Luca spoke after what felt like an eternity. “I can’t handle this anymore. You’re impossible. You don’t make it easy on a guy, do you?”

He got up and moved away, leaving me sitting at the table by myself in shock. Luca, more so than anyone, always got a kick out of my antics. But tonight, he was aiming for something else, and he was right, I wasn’t making it any easier for him. I began to panic. He took off in huff, stranding me with a tableful of gourmet food. Luca had finally realized what a loser I was and was done with me. I’d been waiting for it, knowing it was going to happen. What a total fuckup I was in the romance department. I was angry at myself, angry at him. I hated him for making me feel the way I did. Why did I have to love him so much?

It couldn’t end like this. What a way for me to ruin a decade of the very best friendship.

Luca came back holding his guitar case right as I was about to run to the bathroom and ugly cry. Either that or jump into his arms and tell him how sorry I was and beg him not to abandon me.

He smiled at me. At least he wasn’t angry. As I opened my mouth to barrage him with excuses, he put his index finger to my lips and moved me back onto the chair.

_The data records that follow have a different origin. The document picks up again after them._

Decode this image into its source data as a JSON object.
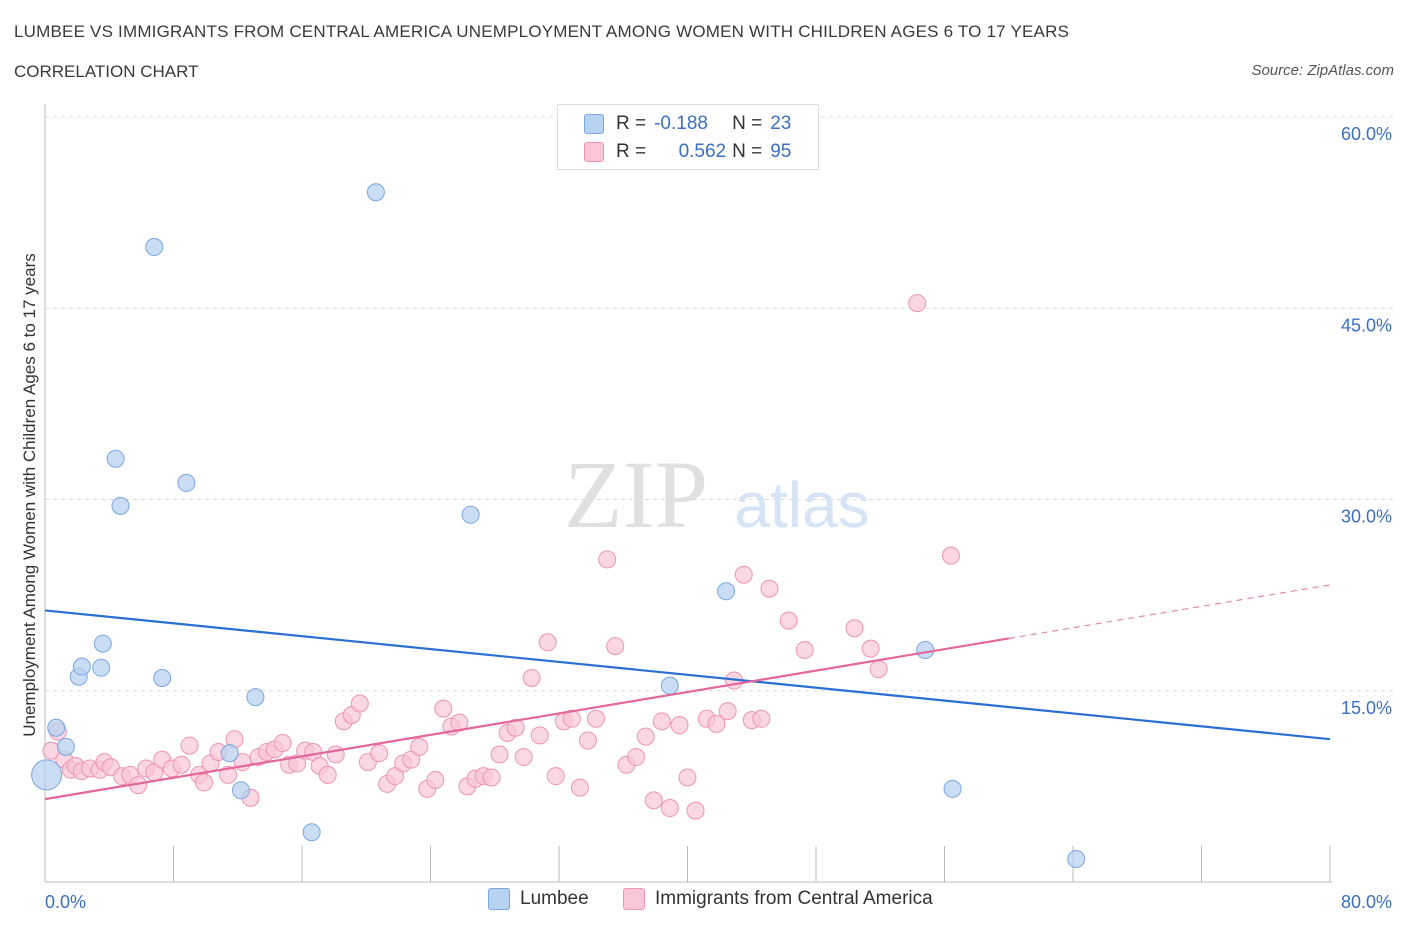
{
  "header": {
    "title": "LUMBEE VS IMMIGRANTS FROM CENTRAL AMERICA UNEMPLOYMENT AMONG WOMEN WITH CHILDREN AGES 6 TO 17 YEARS",
    "subtitle": "CORRELATION CHART",
    "source": "Source: ZipAtlas.com"
  },
  "watermark": {
    "zip": "ZIP",
    "atlas": "atlas"
  },
  "legend_top": {
    "rows": [
      {
        "r_label": "R =",
        "r_value": "-0.188",
        "n_label": "N =",
        "n_value": "23"
      },
      {
        "r_label": "R =",
        "r_value": "0.562",
        "n_label": "N =",
        "n_value": "95"
      }
    ]
  },
  "legend_bottom": {
    "items": [
      "Lumbee",
      "Immigrants from Central America"
    ]
  },
  "colors": {
    "lumbee_fill": "#b8d2f2",
    "lumbee_stroke": "#7aa6e0",
    "lumbee_line": "#2a6fd1",
    "immig_fill": "#f8c6d6",
    "immig_stroke": "#ee94b2",
    "immig_line": "#e2679a",
    "axis_label": "#3a6fc4",
    "grid": "#d9d9d9"
  },
  "chart_data": {
    "type": "scatter",
    "title": "LUMBEE VS IMMIGRANTS FROM CENTRAL AMERICA UNEMPLOYMENT AMONG WOMEN WITH CHILDREN AGES 6 TO 17 YEARS",
    "xlabel": "",
    "ylabel": "Unemployment Among Women with Children Ages 6 to 17 years",
    "xlim": [
      0,
      80
    ],
    "ylim": [
      0,
      60
    ],
    "x_tick_labels": [
      "0.0%",
      "80.0%"
    ],
    "y_ticks": [
      15,
      30,
      45,
      60
    ],
    "y_tick_labels": [
      "15.0%",
      "30.0%",
      "45.0%",
      "60.0%"
    ],
    "grid": true,
    "legend_position": "top-center",
    "series": [
      {
        "name": "Lumbee",
        "R": -0.188,
        "N": 23,
        "trend": {
          "x": [
            0,
            80
          ],
          "y": [
            21.3,
            11.2
          ]
        },
        "points": [
          [
            0.1,
            8.4
          ],
          [
            0.7,
            12.1
          ],
          [
            1.3,
            10.6
          ],
          [
            2.1,
            16.1
          ],
          [
            2.3,
            16.9
          ],
          [
            3.5,
            16.8
          ],
          [
            3.6,
            18.7
          ],
          [
            4.4,
            33.2
          ],
          [
            4.7,
            29.5
          ],
          [
            6.8,
            49.8
          ],
          [
            7.3,
            16.0
          ],
          [
            8.8,
            31.3
          ],
          [
            11.5,
            10.1
          ],
          [
            12.2,
            7.2
          ],
          [
            13.1,
            14.5
          ],
          [
            16.6,
            3.9
          ],
          [
            20.6,
            54.1
          ],
          [
            26.5,
            28.8
          ],
          [
            38.9,
            15.4
          ],
          [
            42.4,
            22.8
          ],
          [
            54.8,
            18.2
          ],
          [
            56.5,
            7.3
          ],
          [
            64.2,
            1.8
          ]
        ]
      },
      {
        "name": "Immigrants from Central America",
        "R": 0.562,
        "N": 95,
        "trend": {
          "x": [
            0,
            60
          ],
          "y": [
            6.5,
            19.1
          ]
        },
        "trend_dashed": {
          "x": [
            60,
            80
          ],
          "y": [
            19.1,
            23.3
          ]
        },
        "points": [
          [
            0.4,
            10.3
          ],
          [
            0.8,
            11.8
          ],
          [
            1.2,
            9.6
          ],
          [
            1.6,
            8.8
          ],
          [
            1.9,
            9.1
          ],
          [
            2.3,
            8.7
          ],
          [
            2.8,
            8.9
          ],
          [
            3.4,
            8.8
          ],
          [
            3.7,
            9.4
          ],
          [
            4.1,
            9.0
          ],
          [
            4.8,
            8.3
          ],
          [
            5.3,
            8.4
          ],
          [
            5.8,
            7.6
          ],
          [
            6.3,
            8.9
          ],
          [
            6.8,
            8.6
          ],
          [
            7.3,
            9.6
          ],
          [
            7.9,
            8.9
          ],
          [
            8.5,
            9.2
          ],
          [
            9.0,
            10.7
          ],
          [
            9.6,
            8.4
          ],
          [
            9.9,
            7.8
          ],
          [
            10.3,
            9.3
          ],
          [
            10.8,
            10.2
          ],
          [
            11.4,
            8.4
          ],
          [
            11.8,
            11.2
          ],
          [
            12.3,
            9.4
          ],
          [
            12.8,
            6.6
          ],
          [
            13.3,
            9.8
          ],
          [
            13.8,
            10.2
          ],
          [
            14.3,
            10.4
          ],
          [
            14.8,
            10.9
          ],
          [
            15.2,
            9.2
          ],
          [
            15.7,
            9.3
          ],
          [
            16.2,
            10.3
          ],
          [
            16.7,
            10.2
          ],
          [
            17.1,
            9.1
          ],
          [
            17.6,
            8.4
          ],
          [
            18.1,
            10.0
          ],
          [
            18.6,
            12.6
          ],
          [
            19.1,
            13.1
          ],
          [
            19.6,
            14.0
          ],
          [
            20.1,
            9.4
          ],
          [
            20.8,
            10.1
          ],
          [
            21.3,
            7.7
          ],
          [
            21.8,
            8.3
          ],
          [
            22.3,
            9.3
          ],
          [
            22.8,
            9.6
          ],
          [
            23.3,
            10.6
          ],
          [
            23.8,
            7.3
          ],
          [
            24.3,
            8.0
          ],
          [
            24.8,
            13.6
          ],
          [
            25.3,
            12.2
          ],
          [
            25.8,
            12.5
          ],
          [
            26.3,
            7.5
          ],
          [
            26.8,
            8.1
          ],
          [
            27.3,
            8.3
          ],
          [
            27.8,
            8.2
          ],
          [
            28.3,
            10.0
          ],
          [
            28.8,
            11.7
          ],
          [
            29.3,
            12.1
          ],
          [
            29.8,
            9.8
          ],
          [
            30.3,
            16.0
          ],
          [
            30.8,
            11.5
          ],
          [
            31.3,
            18.8
          ],
          [
            31.8,
            8.3
          ],
          [
            32.3,
            12.6
          ],
          [
            32.8,
            12.8
          ],
          [
            33.3,
            7.4
          ],
          [
            33.8,
            11.1
          ],
          [
            34.3,
            12.8
          ],
          [
            35.0,
            25.3
          ],
          [
            35.5,
            18.5
          ],
          [
            36.2,
            9.2
          ],
          [
            36.8,
            9.8
          ],
          [
            37.4,
            11.4
          ],
          [
            37.9,
            6.4
          ],
          [
            38.4,
            12.6
          ],
          [
            38.9,
            5.8
          ],
          [
            39.5,
            12.3
          ],
          [
            40.0,
            8.2
          ],
          [
            40.5,
            5.6
          ],
          [
            41.2,
            12.8
          ],
          [
            41.8,
            12.4
          ],
          [
            42.5,
            13.4
          ],
          [
            42.9,
            15.8
          ],
          [
            43.5,
            24.1
          ],
          [
            44.0,
            12.7
          ],
          [
            44.6,
            12.8
          ],
          [
            45.1,
            23.0
          ],
          [
            46.3,
            20.5
          ],
          [
            47.3,
            18.2
          ],
          [
            50.4,
            19.9
          ],
          [
            51.4,
            18.3
          ],
          [
            51.9,
            16.7
          ],
          [
            54.3,
            45.4
          ],
          [
            56.4,
            25.6
          ]
        ]
      }
    ]
  }
}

Once I was seated and my desire to protest had died down slightly, he started playing a song. This one I knew well. It was my mother’s favorite, something I grew up listening to her sing. As he strummed the final words of “Can’t Help Falling in Love,” my face was drowning in tears. Then it dawned on me what was going on—I’d read enough young-adult romances to know what was happening.

“Oh my God, you’re dying?” I screamed, rushing toward him and wrapping my arms around his body. “You fucking fuck! Don’t die on me, Luca!” The tears had become full-blown waterworks.

“What?” He sounded shocked.

“Why else would you be singing me that? Her song? You better not fucking leave me!” I’d lost my mind and was screaming at my best friend for having cancer in a private room in a beautiful restaurant. I could feel the bile rising in my throat. I was going to be sick. I couldn’t lose Luca, too. I couldn’t.

“No, you lunatic. You are so goddamned oblivious, Steph. What do I have to do? Write it in the sky or tattoo it on my freaking forehead for you? You make me fucking work for everything, don’t you?” He smirked, staring at me right in the eyes. “Can’t a guy catch a break? I love you!”